Trad. P. Laroche. Lethielleux, 2004, 354 p., 25 €.

Les bons livres en langue française sur Dostoïevski (ceux de Paul Evdokimov ou de Nicolas Berdiaev) ont un destin particulier : ne pas être réimprimés, rarement réédités. Aussi, lorsqu'un ouvrage tel que celui-ci surgit à l'horizon, il faut l'attraper sans retard.
Le titre aurait aussi bien pu être Dostoïevski et Isaac le Syrien, Genèse d'une écriture, ou encore Enquête sur la vie d'un théologien moderne. En effet, le livre de Simonetta Salvestroni, professeur de littérature russe en Italie, foisonne de degrés de lecture sans jamais se désunir. En parcourant le réseau tissé par les références bibliques au coeur des oeuvres étudiées ici (Crime et châtiment, L'Idiot, Les Possédés, Les Frères Karamazov), elle décèle l'influence majeure des Discours d'Isaac le Syrien dans la nécessité de l'épreuve, de la nuit, pour se re-connaître et connaître le Royaume intérieur, pour trouver ce chemin du coeur qui est le sens majeur des romans du maître russe.

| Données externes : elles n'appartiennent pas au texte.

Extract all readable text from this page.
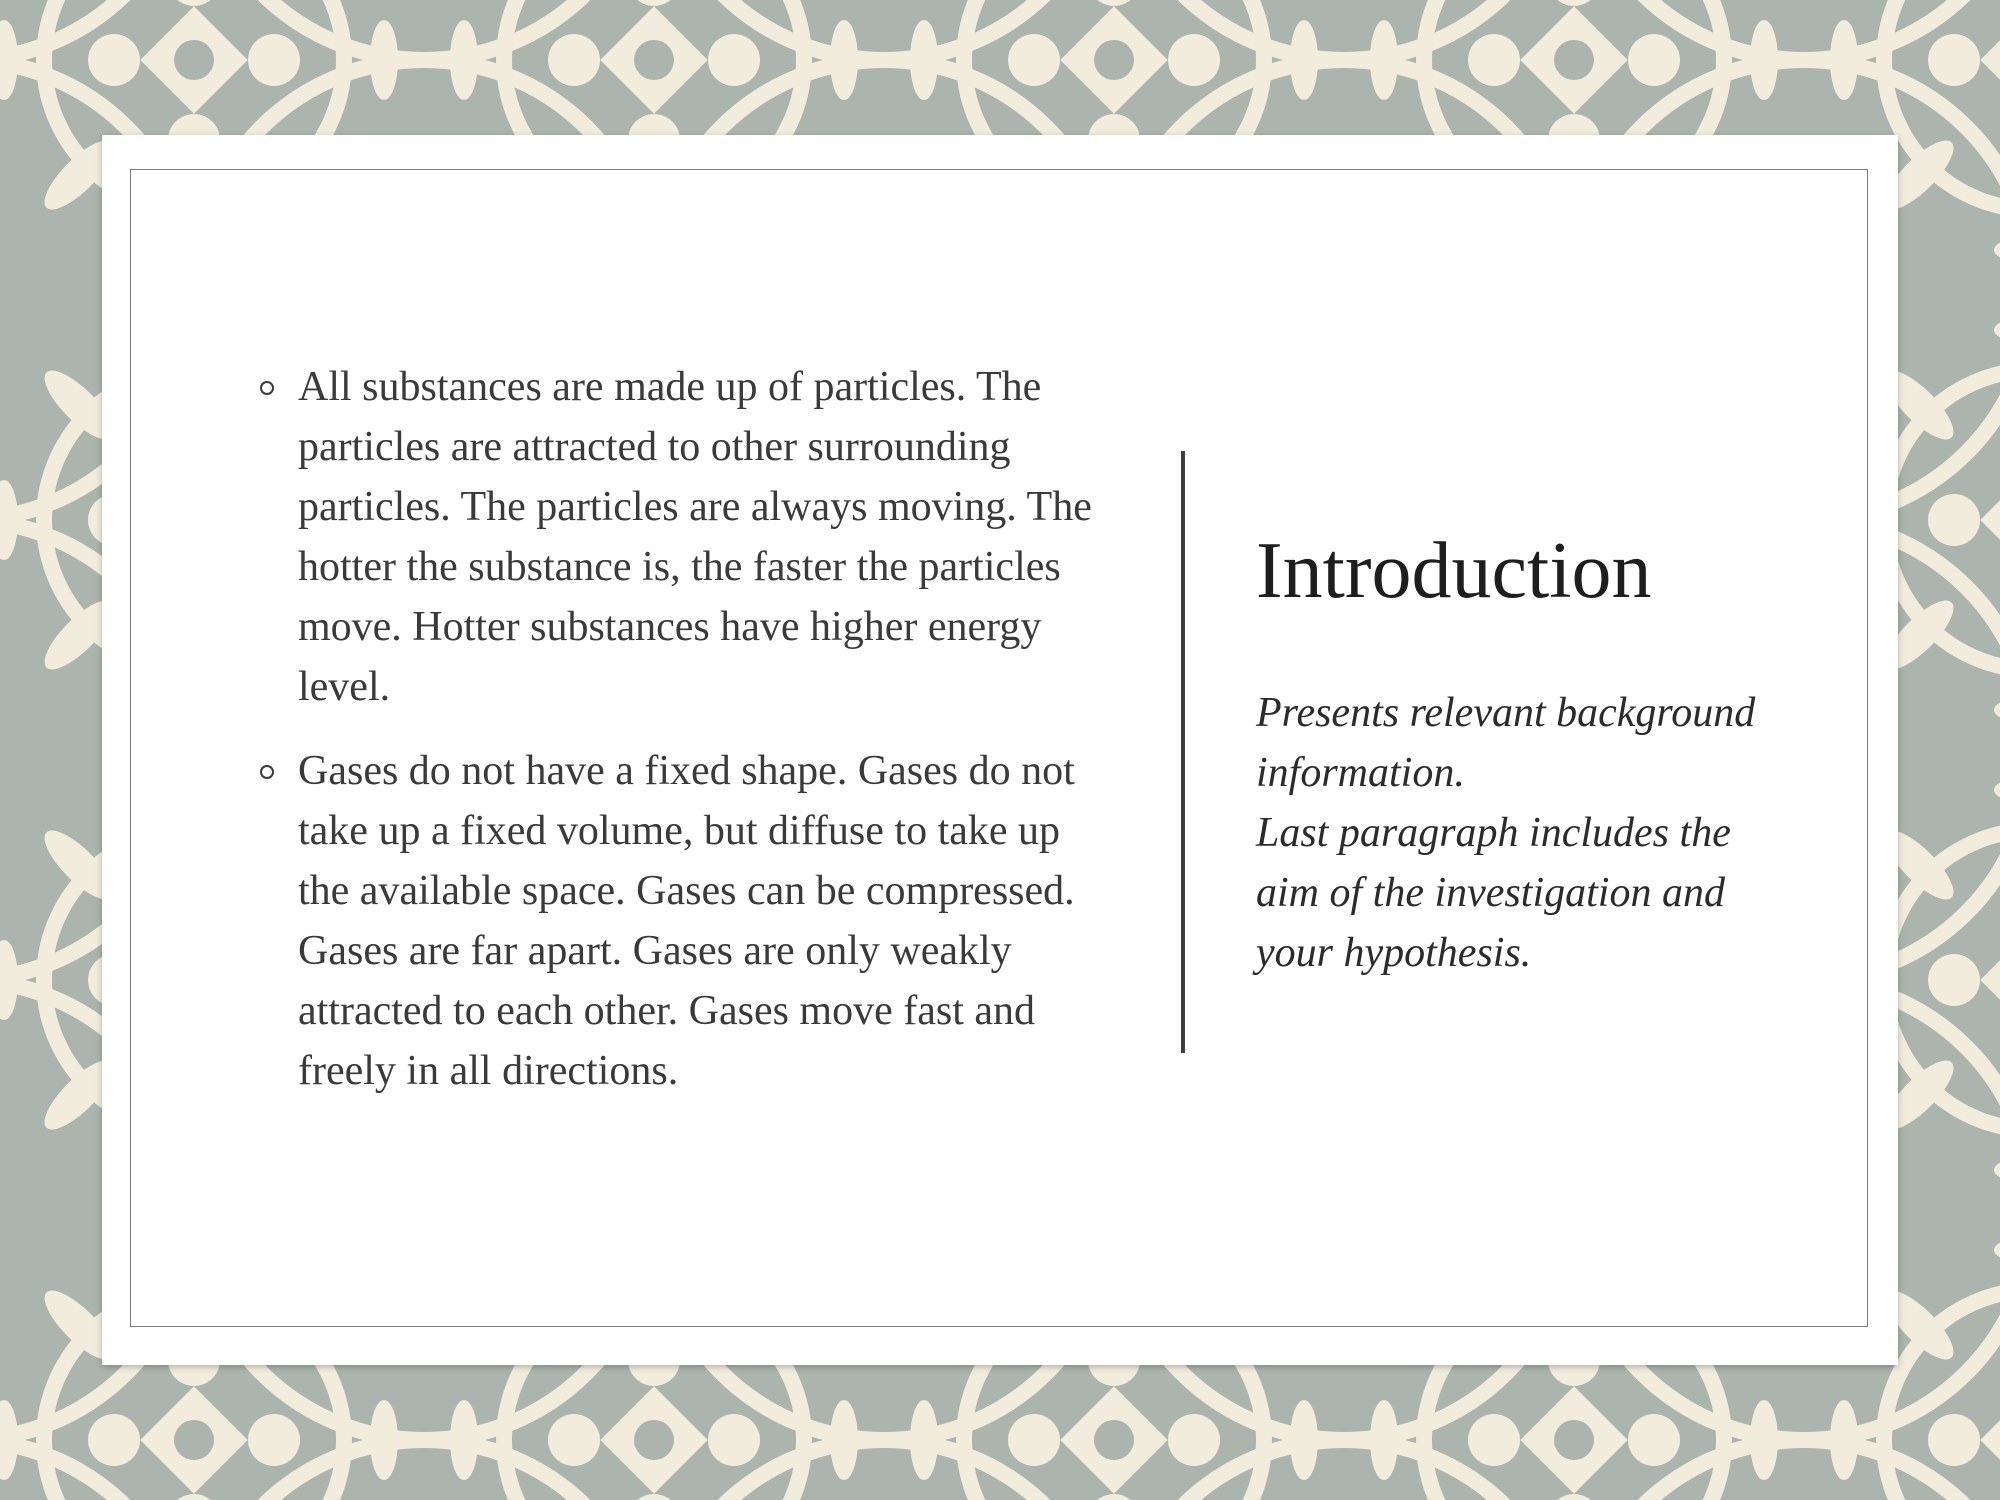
All substances are made up of particles. The particles are attracted to other surrounding particles. The particles are always moving. The hotter the substance is, the faster the particles move. Hotter substances have higher energy level.
Gases do not have a fixed shape. Gases do not take up a fixed volume, but diffuse to take up the available space. Gases can be compressed. Gases are far apart. Gases are only weakly attracted to each other. Gases move fast and freely in all directions.
Introduction
Presents relevant background
information.
Last paragraph includes the
aim of the investigation and
your hypothesis.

Mais il s'agit aussi — et peut-être avant tout, car telle est la spécialisation universitaire de l'auteur — d'un livre sur la création littéraire, sur la complexe venue au jour d'une oeuvre entre sources spirituelles, épreuves d'une vie, étapes de l'écriture, vie des personnages Cette enquête déroulée au fil de la chronologie, n'oubliant ni la cohérence finale de l'ensemble ni les errances et voies perdues, est tout autant un parcours spirituel.
En effet, l'auteur réalise le tour de force, ou d'humilité, d'écrire un livre de spiritualité sur l'écriture romanesque de celui qui est sans doute un des Pères de notre temps. Cette unité profonde se manifeste dans la fonction des passages bibliques dans les romans de Dostoïevski : ils sont ruptures, paraboles et récits néo-testamentaires rendus à leur puissance prophétique, mettant à nu celui qui la reçoit, personnage et lecteur. Si ces passages bibliques tranchent sur le caractère mondain des personnages, ils surgissent au milieu de ces romans complexes et savants « comme une comète illégitime dans un ciel libre d'astres », dessaisissant le lecteur de sa lecture. Voilà un bel exemple de l'impossibilité de scinder théologie et littérature — sauf à perdre l'une et l'autre.